IS group destroys ancient Palmyra arch, say activists
Syrian activists said late Sunday that Islamic State militants have destroyed a nearly 2,000-year-old arch in the ancient city of Palmyra, the latest victim in the group’s campaign to destroy historic sites across the territory it controls in Iraq and Syria.
The Arch of Triumph was one of the most recognizable sites in Palmyra, the central city affectionately known by Syrians as the “Bride of the Desert,” which the IS group seized in May. The monumental arch sat atop the famed colonnaded streets of the ancient city, which linked the Roman Empire to Persia and the East.
The Britain-based Syrian Observatory for Human Rights said the IS group blew up the arch but left the colonnades in place.
An opposition activist who uses the name Khaled al-Homsi also posted on Twitter late Sunday that the militants destroyed the arch. Al-Homsi was a nephew of Khaled al-Asaad, the 81-year-old antiquities scholar and long-time director of the Palmyra site who relatives and witnesses say was beheaded by IS militants in August.
Palmyra’s sprawling ancient complex, which also includes remains of temples to local gods and goddesses, has been under attack from the Islamic State group. The Sunni extremists impose a violent interpretation of Islamic law across a self-declared “caliphate,” declaring such ancient relics promote idolatry and saying they are destroying them as part of their purge of paganism. However, they are also believed to sell off looted antiquities, bringing in significant sums of cash.
In recent weeks, IS militants blew up two famed temples in Palmyra. Satellite images showed the temples, each nearly 2,000 years old, reduced to rubble. Three ancient tower tombs were also eradicated.
The temple of Baalshamin, a structure of giant stone blocks several stories high fronted by six towering columns, was dedicated to a god of storm and rain — the name means literally “Lord of the Heavens.”

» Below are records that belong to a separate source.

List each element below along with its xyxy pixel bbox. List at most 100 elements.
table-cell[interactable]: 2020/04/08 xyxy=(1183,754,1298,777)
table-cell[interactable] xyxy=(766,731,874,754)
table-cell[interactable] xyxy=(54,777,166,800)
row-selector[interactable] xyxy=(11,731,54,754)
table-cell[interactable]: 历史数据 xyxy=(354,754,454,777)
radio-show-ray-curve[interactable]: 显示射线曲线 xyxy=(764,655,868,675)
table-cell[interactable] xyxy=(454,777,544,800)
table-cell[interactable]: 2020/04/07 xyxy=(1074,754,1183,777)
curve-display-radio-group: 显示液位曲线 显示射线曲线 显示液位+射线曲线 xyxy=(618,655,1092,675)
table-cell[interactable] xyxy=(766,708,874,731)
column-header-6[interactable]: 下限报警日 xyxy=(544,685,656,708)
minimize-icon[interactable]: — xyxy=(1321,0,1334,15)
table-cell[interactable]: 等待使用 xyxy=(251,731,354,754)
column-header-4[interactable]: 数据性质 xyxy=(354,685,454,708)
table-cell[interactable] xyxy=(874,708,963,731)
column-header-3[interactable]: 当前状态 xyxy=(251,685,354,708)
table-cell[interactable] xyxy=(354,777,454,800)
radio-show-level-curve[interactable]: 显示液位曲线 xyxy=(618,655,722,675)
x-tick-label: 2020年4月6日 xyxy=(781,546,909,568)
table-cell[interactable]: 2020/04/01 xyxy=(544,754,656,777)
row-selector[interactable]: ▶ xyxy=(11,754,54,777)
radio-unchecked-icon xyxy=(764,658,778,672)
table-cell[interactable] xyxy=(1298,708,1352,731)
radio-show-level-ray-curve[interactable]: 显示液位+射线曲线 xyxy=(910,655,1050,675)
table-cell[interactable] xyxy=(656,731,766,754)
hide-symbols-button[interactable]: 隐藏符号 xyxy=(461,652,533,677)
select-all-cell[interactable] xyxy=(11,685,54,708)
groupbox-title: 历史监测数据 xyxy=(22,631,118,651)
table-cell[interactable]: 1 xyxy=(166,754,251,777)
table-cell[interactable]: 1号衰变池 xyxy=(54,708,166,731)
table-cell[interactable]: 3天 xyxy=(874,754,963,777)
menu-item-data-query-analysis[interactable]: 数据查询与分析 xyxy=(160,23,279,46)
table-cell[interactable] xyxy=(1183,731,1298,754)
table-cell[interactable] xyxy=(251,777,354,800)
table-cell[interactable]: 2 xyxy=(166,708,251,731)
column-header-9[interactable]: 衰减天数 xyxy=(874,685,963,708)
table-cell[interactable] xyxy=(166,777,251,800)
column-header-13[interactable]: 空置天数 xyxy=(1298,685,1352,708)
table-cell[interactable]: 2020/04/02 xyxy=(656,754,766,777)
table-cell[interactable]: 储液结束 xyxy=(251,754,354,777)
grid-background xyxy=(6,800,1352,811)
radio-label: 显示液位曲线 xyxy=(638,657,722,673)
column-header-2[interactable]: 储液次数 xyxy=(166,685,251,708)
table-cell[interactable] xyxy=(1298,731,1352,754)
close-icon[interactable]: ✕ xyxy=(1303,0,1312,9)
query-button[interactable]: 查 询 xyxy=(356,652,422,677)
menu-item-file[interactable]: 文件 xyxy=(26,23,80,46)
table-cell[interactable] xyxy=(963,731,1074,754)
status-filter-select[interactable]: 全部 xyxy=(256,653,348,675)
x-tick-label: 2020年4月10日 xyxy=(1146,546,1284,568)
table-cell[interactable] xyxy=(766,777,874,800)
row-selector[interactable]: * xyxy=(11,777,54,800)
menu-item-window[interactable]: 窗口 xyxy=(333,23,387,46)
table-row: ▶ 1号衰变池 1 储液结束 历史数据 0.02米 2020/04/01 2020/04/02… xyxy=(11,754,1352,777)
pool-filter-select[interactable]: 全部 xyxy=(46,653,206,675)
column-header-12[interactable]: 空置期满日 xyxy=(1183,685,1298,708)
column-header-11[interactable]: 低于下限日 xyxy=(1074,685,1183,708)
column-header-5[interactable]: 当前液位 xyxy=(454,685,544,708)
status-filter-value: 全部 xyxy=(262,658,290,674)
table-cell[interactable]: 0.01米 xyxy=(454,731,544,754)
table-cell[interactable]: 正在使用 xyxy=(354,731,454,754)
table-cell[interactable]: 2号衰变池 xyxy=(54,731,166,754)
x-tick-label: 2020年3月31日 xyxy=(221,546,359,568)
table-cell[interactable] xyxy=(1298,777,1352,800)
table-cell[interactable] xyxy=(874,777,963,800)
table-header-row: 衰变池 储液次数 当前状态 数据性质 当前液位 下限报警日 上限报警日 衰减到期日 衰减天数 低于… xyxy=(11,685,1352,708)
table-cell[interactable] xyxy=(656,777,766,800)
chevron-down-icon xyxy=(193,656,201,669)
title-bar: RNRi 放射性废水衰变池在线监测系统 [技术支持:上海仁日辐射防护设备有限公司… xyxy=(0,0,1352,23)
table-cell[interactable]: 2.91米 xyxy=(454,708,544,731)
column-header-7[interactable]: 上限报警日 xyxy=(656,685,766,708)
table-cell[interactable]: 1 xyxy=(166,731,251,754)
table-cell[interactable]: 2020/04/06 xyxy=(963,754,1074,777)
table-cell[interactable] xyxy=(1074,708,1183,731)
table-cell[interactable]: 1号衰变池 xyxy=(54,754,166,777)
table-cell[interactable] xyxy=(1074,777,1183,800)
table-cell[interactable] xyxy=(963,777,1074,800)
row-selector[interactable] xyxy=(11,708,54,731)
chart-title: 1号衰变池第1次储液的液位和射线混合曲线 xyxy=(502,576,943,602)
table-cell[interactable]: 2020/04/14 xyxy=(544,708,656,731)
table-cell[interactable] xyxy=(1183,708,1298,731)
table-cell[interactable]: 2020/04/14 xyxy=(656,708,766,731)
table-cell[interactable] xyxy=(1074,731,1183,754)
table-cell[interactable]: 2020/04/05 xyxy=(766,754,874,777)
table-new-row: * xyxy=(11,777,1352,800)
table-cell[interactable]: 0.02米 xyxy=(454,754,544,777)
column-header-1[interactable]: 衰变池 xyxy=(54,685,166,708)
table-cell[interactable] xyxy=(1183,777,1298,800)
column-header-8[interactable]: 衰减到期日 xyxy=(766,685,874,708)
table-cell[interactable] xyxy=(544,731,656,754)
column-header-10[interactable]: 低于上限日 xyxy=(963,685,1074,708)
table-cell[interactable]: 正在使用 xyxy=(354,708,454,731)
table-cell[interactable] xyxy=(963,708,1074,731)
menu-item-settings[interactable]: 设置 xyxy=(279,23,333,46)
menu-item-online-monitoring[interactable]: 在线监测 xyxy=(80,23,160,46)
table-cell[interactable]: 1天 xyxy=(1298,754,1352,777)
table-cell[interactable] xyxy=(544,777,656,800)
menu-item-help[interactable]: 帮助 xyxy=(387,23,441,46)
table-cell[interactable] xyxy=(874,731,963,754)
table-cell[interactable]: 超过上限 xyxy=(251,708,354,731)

The even larger and slightly older Temple of Bel, dating back to 32 A.D., was a unique merging of ancient Near Eastern and Greco- Roman architecture. It was dedicated to the Semitic god Bel and is considered one of the most important religious buildings of the first century. The temple consisted of a central shrine within a colonnaded courtyard with a large gateway, within a complex that has other ruins, including an amphitheater and some tombs.